Shortly after daybreak, before most of the humans were awake, a taxi pulled up in front of the stone apartment building.

The Wolves and the Sanguinati watched the Sierra carry luggage to the curb, watched the taxi driver quietly load the carryalls into the trunk. They watched her lead her pups to the taxi and tuck them in the backseat. They watched her return to the building just long enough to close the outer door very quietly.

They watched the taxi drive away.

<Can you follow her, find out where she goes?> Simon asked Air when she ruffled his fur.

<Why?>

<So I can tell Meg what happened to the Sierra. So she knows why she was itchy.> And to tell Montgomery and Miss Twyla, but that wouldn’t be important to the Elementals.

<I will follow.>

Lights were on in Nadine’s den. In a few minutes, she would come over to A Little Bite to start her baking.

Kowalski stepped out on the top porch of the two-family house across the street, yawning and rubbing his head but looking around in a way that made Simon think the human wasn’t as sleepy as he appeared. Had Kowalski heard the taxi and come out to investigate? Or did he do this every morning?

Kowalski spotted the Wolves who were watching him and froze. After a moment, he raised a hand in greeting.

Simon raised a front paw in acknowledgment but didn’t add a friendly arroo. No reason to wake up everyone yet.

Vlad, in smoke form, flowed across Crowfield Avenue and joined the Wolves.

<Montgomery is awake,> he said.

Quiet voices in Miss Twyla’s efficiency apartment. Simon eased to the edge of the parking lot and cocked his head. Radio. Maybe television. Ah. Weather report. As if a human knew more about weather than the girls at the lake.

Time to go home and catch a quick nap. He had a feeling there would be a lot of howling from the humans today.





Dear Douglas,


Here in Brittania, it’s business as usual, which, for us humans, feels surreal. Fishing boats go out and bring back a catch. Hunters trade some goods in order to enter the wild country and bring back a deer or two to sell at market. While we aren’t receiving the same quantities of foodstuffs from Thaisia, ships are coming in to our harbors with needed cargo, the manifest carrying both the signature and seal of the harbormaster overseeing the point of origin as well as the signature of the terra indigene assigned to approve any shipment of food. We’re even receiving shipments from the human territories in Afrikah and Felidae, as well as merchandise from Tokhar-Chin. No one mentions Cel-Romano.
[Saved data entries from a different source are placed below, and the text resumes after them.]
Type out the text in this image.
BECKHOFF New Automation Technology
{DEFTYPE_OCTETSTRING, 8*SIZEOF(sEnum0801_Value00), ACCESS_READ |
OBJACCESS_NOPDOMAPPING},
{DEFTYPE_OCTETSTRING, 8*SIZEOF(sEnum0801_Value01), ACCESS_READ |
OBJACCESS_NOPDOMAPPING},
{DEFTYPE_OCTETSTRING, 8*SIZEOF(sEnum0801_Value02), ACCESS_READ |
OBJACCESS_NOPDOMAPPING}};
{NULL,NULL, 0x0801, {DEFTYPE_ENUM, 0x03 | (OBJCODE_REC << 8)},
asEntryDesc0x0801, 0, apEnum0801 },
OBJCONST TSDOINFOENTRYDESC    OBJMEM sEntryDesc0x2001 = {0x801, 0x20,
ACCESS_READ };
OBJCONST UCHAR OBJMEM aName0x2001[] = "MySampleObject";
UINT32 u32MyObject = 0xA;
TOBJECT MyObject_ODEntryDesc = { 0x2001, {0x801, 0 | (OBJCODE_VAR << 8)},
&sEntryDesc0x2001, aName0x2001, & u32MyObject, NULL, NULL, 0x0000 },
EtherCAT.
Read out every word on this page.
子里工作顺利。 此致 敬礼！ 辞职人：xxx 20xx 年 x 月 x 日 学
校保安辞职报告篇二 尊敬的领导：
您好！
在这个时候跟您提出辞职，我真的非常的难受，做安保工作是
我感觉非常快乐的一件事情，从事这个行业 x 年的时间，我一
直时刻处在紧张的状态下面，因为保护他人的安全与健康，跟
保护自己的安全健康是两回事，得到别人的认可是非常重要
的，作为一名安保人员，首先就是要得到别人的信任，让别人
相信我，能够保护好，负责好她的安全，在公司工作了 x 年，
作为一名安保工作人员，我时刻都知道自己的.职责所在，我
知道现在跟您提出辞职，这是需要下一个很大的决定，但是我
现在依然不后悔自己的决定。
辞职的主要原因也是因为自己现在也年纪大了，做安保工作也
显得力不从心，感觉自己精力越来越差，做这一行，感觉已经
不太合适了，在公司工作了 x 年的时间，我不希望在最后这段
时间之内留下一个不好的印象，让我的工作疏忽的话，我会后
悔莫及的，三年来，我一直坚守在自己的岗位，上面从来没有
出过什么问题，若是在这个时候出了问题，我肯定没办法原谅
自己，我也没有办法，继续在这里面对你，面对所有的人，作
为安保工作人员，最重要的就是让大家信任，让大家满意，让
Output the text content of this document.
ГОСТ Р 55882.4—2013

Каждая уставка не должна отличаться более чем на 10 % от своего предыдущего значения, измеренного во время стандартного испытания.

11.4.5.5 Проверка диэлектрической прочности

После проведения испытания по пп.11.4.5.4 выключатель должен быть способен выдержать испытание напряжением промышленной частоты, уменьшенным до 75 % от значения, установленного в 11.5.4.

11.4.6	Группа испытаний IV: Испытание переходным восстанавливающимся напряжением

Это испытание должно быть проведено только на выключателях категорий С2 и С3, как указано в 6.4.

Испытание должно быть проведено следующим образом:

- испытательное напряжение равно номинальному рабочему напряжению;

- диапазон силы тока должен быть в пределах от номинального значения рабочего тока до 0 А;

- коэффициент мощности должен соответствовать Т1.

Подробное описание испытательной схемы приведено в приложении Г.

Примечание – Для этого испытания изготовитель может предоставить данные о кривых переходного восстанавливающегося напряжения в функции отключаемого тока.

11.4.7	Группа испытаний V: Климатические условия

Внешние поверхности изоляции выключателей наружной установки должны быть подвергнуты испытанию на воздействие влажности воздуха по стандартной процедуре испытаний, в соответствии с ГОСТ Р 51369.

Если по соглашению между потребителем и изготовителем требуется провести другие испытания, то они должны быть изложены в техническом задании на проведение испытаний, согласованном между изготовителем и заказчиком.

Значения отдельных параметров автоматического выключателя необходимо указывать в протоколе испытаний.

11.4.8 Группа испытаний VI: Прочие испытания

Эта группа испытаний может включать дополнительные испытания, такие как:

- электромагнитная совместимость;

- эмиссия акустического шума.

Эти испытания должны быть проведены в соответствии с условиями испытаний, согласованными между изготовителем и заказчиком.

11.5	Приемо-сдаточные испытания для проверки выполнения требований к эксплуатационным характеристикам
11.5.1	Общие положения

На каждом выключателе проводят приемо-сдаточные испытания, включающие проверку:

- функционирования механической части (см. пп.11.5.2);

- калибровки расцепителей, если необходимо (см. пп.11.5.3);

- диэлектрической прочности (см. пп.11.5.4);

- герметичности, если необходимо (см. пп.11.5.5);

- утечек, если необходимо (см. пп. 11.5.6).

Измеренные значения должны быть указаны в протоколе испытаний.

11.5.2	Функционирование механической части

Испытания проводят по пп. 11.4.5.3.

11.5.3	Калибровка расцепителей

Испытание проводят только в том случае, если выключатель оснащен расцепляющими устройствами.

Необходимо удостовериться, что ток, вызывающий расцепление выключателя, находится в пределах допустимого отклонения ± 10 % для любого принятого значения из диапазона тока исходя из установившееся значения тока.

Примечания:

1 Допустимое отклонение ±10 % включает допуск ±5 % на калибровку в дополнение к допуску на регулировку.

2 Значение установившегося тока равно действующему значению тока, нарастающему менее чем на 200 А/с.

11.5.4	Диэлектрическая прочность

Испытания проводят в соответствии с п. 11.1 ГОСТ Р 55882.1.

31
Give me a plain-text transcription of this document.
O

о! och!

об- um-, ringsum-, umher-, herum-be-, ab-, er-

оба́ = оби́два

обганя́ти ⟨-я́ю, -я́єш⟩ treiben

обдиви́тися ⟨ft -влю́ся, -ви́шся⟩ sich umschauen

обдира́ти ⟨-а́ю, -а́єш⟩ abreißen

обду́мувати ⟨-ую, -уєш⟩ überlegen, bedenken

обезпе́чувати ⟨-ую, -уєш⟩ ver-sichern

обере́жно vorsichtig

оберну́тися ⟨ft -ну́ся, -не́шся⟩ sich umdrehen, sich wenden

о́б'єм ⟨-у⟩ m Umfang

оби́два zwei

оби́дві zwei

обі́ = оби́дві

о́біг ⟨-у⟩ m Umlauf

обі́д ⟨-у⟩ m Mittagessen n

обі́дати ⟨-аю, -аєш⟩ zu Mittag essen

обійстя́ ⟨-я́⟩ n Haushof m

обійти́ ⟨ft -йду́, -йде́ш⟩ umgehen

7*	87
It’s like there is a big hole in the world that we’re all working around as it fills in and takes a different shape.

Some Cel-Romano refugees have made it to coastal villages on the continent—human places that were established in the wild country outside the Alliance of Nations and have been allowed to exist for generations. The refugees call the war the Destruction of Cel-Romano and the Alliance of Nations. The Others I’ve talked to call it the Thwarted Human Invasion of the Wild Country. A truth seen through different eyes. The invaders were not only stopped; they were hamstrung so that they will have no time for anything but survival.